## Precalculus (10th Edition)

a) The center is $(h,k)=(3,0)$ and the radius is $r=2$ b) The graph is attached below. c) There are two $x$-intercepts $(5,0)$ and $(1,0)$ There are no $y$-intercepts.
$(a)$ If we start with the standard form of the equation, we can easily get the center and the radius of the circle by finding the constants $h, k$ and $r$: $(x-h)^2+(y-k)^2=r^2$ Here, $2(x-3)^2+2y^2=8$. Divide both sides by $2$ to obtain: $(x-3)^2+y^2=4$ $(x-3)^2+(y-0)^2=2^2$ Therefore the center is $(h,k)=(3,0)$ and the radius is $r=2$. $(b)$ To graph the circle, plot the center $3, 0)$. Then, with a radius of $2$ units, plot the following points: point $2$ units directly above the center: $(3, 2)$ point $2$ units directly below the center: $(3, -2)$ point $2$ units to the left of the center: $(1, 0)$ point $2$ units to the right of the center: $(5, 0)$ Finally, connect these four points using a smooth curve.

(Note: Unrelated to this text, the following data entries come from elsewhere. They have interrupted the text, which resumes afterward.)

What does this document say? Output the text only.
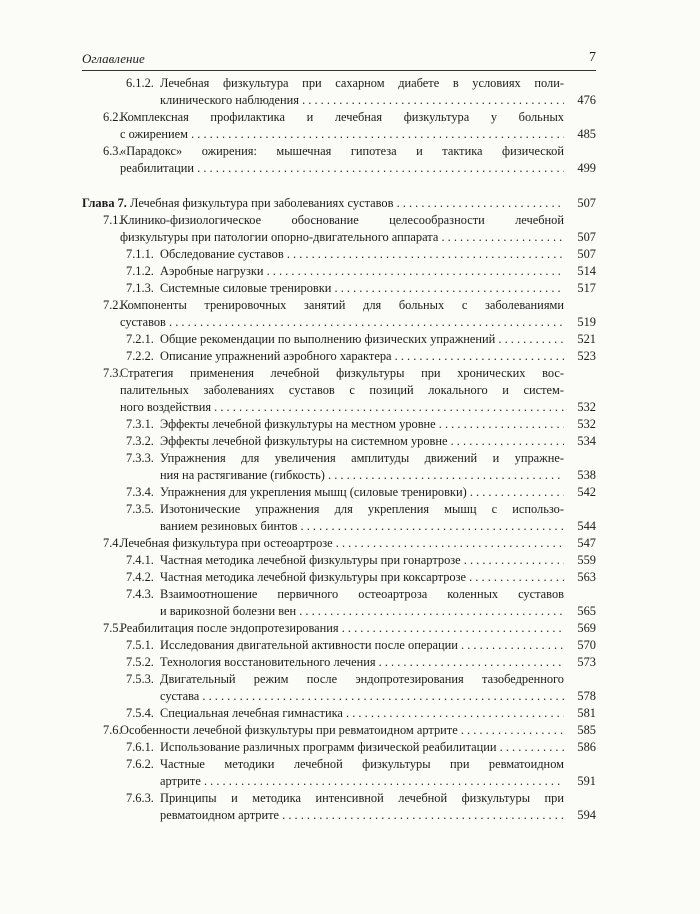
Оглавление	7
6.1.2. Лечебная физкультура при сахарном диабете в условиях поли-
клинического наблюдения . . .	476
6.2.
Комплексная профилактика и лечебная физкультура у больных
с ожирением . . .	485
6.3.
«Парадокс» ожирения: мышечная гипотеза и тактика физической
реабилитации . . .	499
Глава 7. Лечебная физкультура при заболеваниях суставов . . .	507
7.1.
Клинико-физиологическое обоснование целесообразности лечебной
физкультуры при патологии опорно-двигательного аппарата . . .	507
7.1.1. Обследование суставов . . .	507
7.1.2. Аэробные нагрузки . . .	514
7.1.3. Системные силовые тренировки . . .	517
7.2.
Компоненты тренировочных занятий для больных с заболеваниями
суставов . . .	519
7.2.1. Общие рекомендации по выполнению физических упражнений . . .	521
7.2.2. Описание упражнений аэробного характера . . .	523
7.3.
Стратегия применения лечебной физкультуры при хронических вос-
палительных заболеваниях суставов с позиций локального и систем-
ного воздействия . . .	532
7.3.1. Эффекты лечебной физкультуры на местном уровне . . .	532
7.3.2. Эффекты лечебной физкультуры на системном уровне . . .	534
7.3.3. Упражнения для увеличения амплитуды движений и упражне-
ния на растягивание (гибкость) . . .	538
7.3.4. Упражнения для укрепления мышц (силовые тренировки) . . .	542
7.3.5. Изотонические упражнения для укрепления мышц с использо-
ванием резиновых бинтов . . .	544
7.4.
Лечебная физкультура при остеоартрозе . . .	547
7.4.1. Частная методика лечебной физкультуры при гонартрозе . . .	559
7.4.2. Частная методика лечебной физкультуры при коксартрозе . . .	563
7.4.3. Взаимоотношение первичного остеоартроза коленных суставов
и варикозной болезни вен . . .	565
7.5.
Реабилитация после эндопротезирования . . .	569
7.5.1. Исследования двигательной активности после операции . . .	570
7.5.2. Технология восстановительного лечения . . .	573
7.5.3. Двигательный режим после эндопротезирования тазобедренного
сустава . . .	578
7.5.4. Специальная лечебная гимнастика . . .	581
7.6.
Особенности лечебной физкультуры при ревматоидном артрите . . .	585
7.6.1. Использование различных программ физической реабилитации . . .	586
7.6.2. Частные методики лечебной физкультуры при ревматоидном
артрите . . .	591
7.6.3. Принципы и методика интенсивной лечебной физкультуры при
ревматоидном артрите . . .	594
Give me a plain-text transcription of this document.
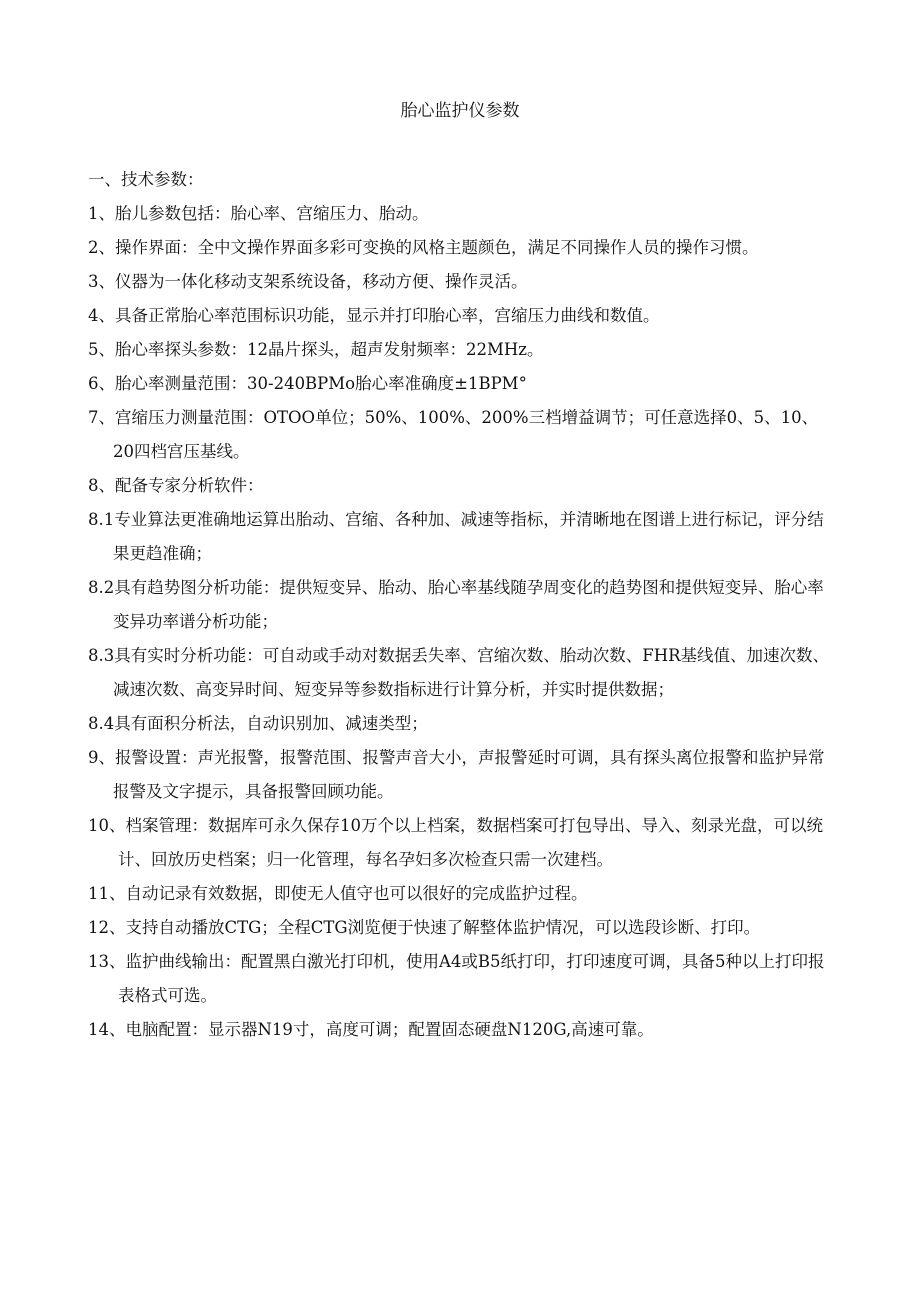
胎心监护仪参数

一、技术参数：

1、胎儿参数包括：胎心率、宫缩压力、胎动。

2、操作界面：全中文操作界面多彩可变换的风格主题颜色，满足不同操作人员的操作习惯。

3、仪器为一体化移动支架系统设备，移动方便、操作灵活。

4、具备正常胎心率范围标识功能，显示并打印胎心率，宫缩压力曲线和数值。

5、胎心率探头参数：12晶片探头，超声发射频率：22MHz。

6、胎心率测量范围：30-240BPMo胎心率准确度±1BPM°

7、宫缩压力测量范围：OTOO单位；50%、100%、200%三档增益调节；可任意选择0、5、10、20四档宫压基线。

8、配备专家分析软件：

8.1专业算法更准确地运算出胎动、宫缩、各种加、减速等指标，并清晰地在图谱上进行标记，评分结果更趋准确；

8.2具有趋势图分析功能：提供短变异、胎动、胎心率基线随孕周变化的趋势图和提供短变异、胎心率变异功率谱分析功能；

8.3具有实时分析功能：可自动或手动对数据丢失率、宫缩次数、胎动次数、FHR基线值、加速次数、减速次数、高变异时间、短变异等参数指标进行计算分析，并实时提供数据；

8.4具有面积分析法，自动识别加、减速类型；

9、报警设置：声光报警，报警范围、报警声音大小，声报警延时可调，具有探头离位报警和监护异常报警及文字提示，具备报警回顾功能。

10、档案管理：数据库可永久保存10万个以上档案，数据档案可打包导出、导入、刻录光盘，可以统计、回放历史档案；归一化管理，每名孕妇多次检查只需一次建档。

11、自动记录有效数据，即使无人值守也可以很好的完成监护过程。

12、支持自动播放CTG；全程CTG浏览便于快速了解整体监护情况，可以选段诊断、打印。

13、监护曲线输出：配置黑白激光打印机，使用A4或B5纸打印，打印速度可调，具备5种以上打印报表格式可选。

14、电脑配置：显示器N19寸，高度可调；配置固态硬盘N120G,高速可靠。
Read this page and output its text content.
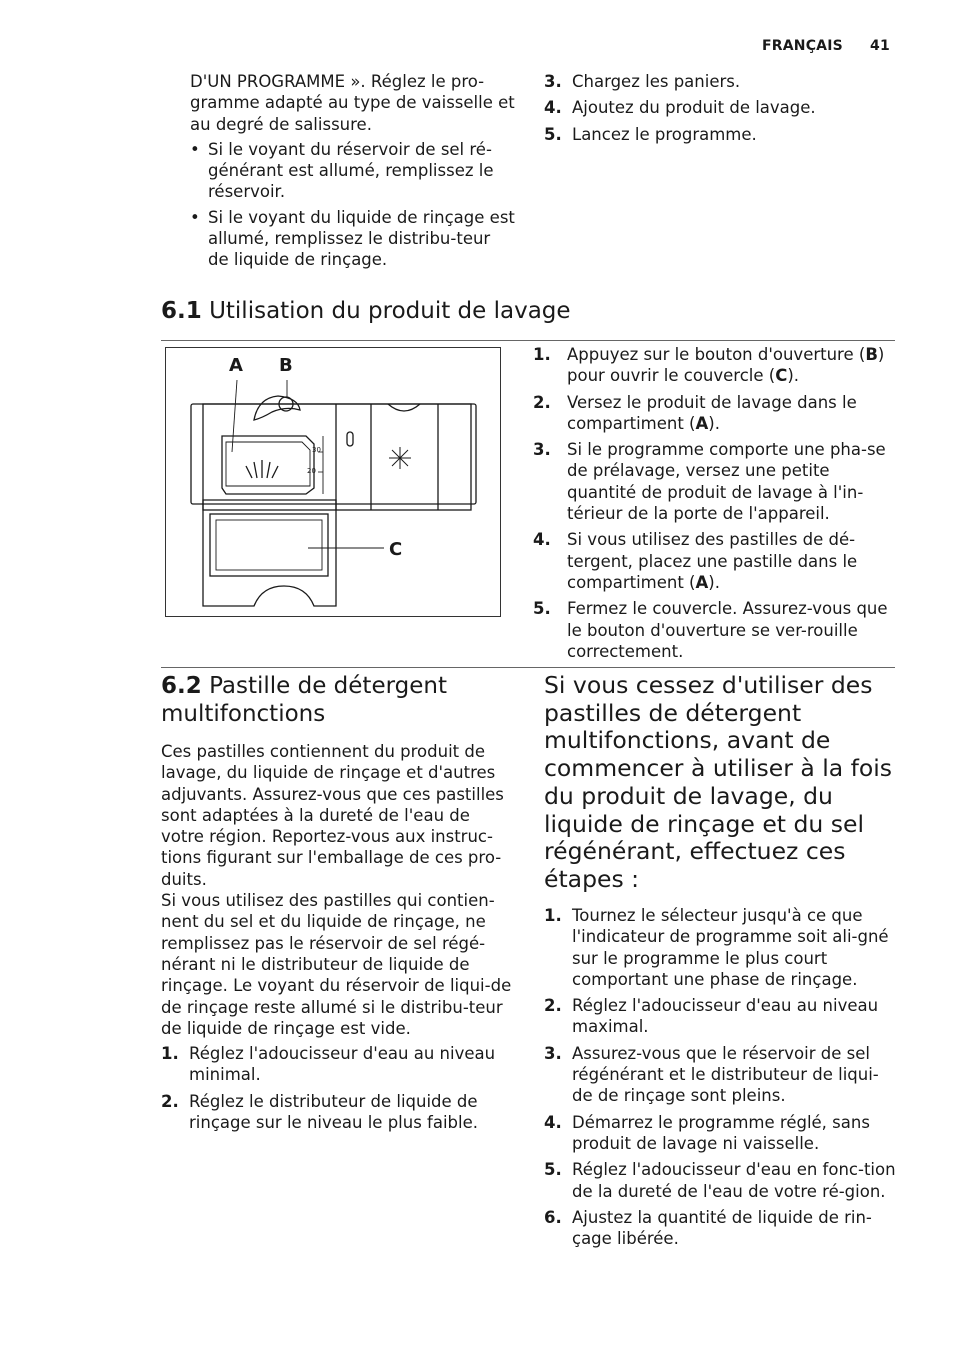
FRANÇAIS 41

D'UN PROGRAMME ». Réglez le pro-gramme adapté au type de vaisselle et au degré de salissure.

• Si le voyant du réservoir de sel ré-générant est allumé, remplissez le réservoir.
• Si le voyant du liquide de rinçage est allumé, remplissez le distribu-teur de liquide de rinçage.
3. Chargez les paniers.
4. Ajoutez du produit de lavage.
5. Lancez le programme.
6.1 Utilisation du produit de lavage
A B
C
30
20
1. Appuyez sur le bouton d'ouverture (B) pour ouvrir le couvercle (C).
2. Versez le produit de lavage dans le compartiment (A).
3. Si le programme comporte une pha-se de prélavage, versez une petite quantité de produit de lavage à l'in-térieur de la porte de l'appareil.
4. Si vous utilisez des pastilles de dé-tergent, placez une pastille dans le compartiment (A).
5. Fermez le couvercle. Assurez-vous que le bouton d'ouverture se ver-rouille correctement.
6.2 Pastille de détergent multifonctions

Ces pastilles contiennent du produit de lavage, du liquide de rinçage et d'autres adjuvants. Assurez-vous que ces pastilles sont adaptées à la dureté de l'eau de votre région. Reportez-vous aux instruc-tions figurant sur l'emballage de ces pro-duits.

Si vous utilisez des pastilles qui contien-nent du sel et du liquide de rinçage, ne remplissez pas le réservoir de sel régé-nérant ni le distributeur de liquide de rinçage. Le voyant du réservoir de liqui-de de rinçage reste allumé si le distribu-teur de liquide de rinçage est vide.

1. Réglez l'adoucisseur d'eau au niveau minimal.
2. Réglez le distributeur de liquide de rinçage sur le niveau le plus faible.
Si vous cessez d'utiliser des pastilles de détergent multifonctions, avant de commencer à utiliser à la fois du produit de lavage, du liquide de rinçage et du sel régénérant, effectuez ces étapes :
1. Tournez le sélecteur jusqu'à ce que l'indicateur de programme soit ali-gné sur le programme le plus court comportant une phase de rinçage.
2. Réglez l'adoucisseur d'eau au niveau maximal.
3. Assurez-vous que le réservoir de sel régénérant et le distributeur de liqui-de de rinçage sont pleins.
4. Démarrez le programme réglé, sans produit de lavage ni vaisselle.
5. Réglez l'adoucisseur d'eau en fonc-tion de la dureté de l'eau de votre ré-gion.
6. Ajustez la quantité de liquide de rin-çage libérée.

Refer to the graph above. $(c)$ The $x$- and $y$-intercepts can be calculated by plugging $0$ into $y$ and $x$, respectively. $x$-intercepts: $(x-3)^2+y^2=4$ $(x-3)^2+0^2=4$ $(x-3)^2=4$ $x-3=\pm2$ $x=3\pm2$ $x_1=5$ $x_2=1$ Therefore there are two $x$-intercepts $(5,0)$ and $(1,0)$ $y$-intercepts: $(x-3)^2+y^2=4$ $(0-3)^2+y^2=4$ $9+y^2=4$ $y^2=-5$ this is not possible, therefore there is no $y$-intercepts.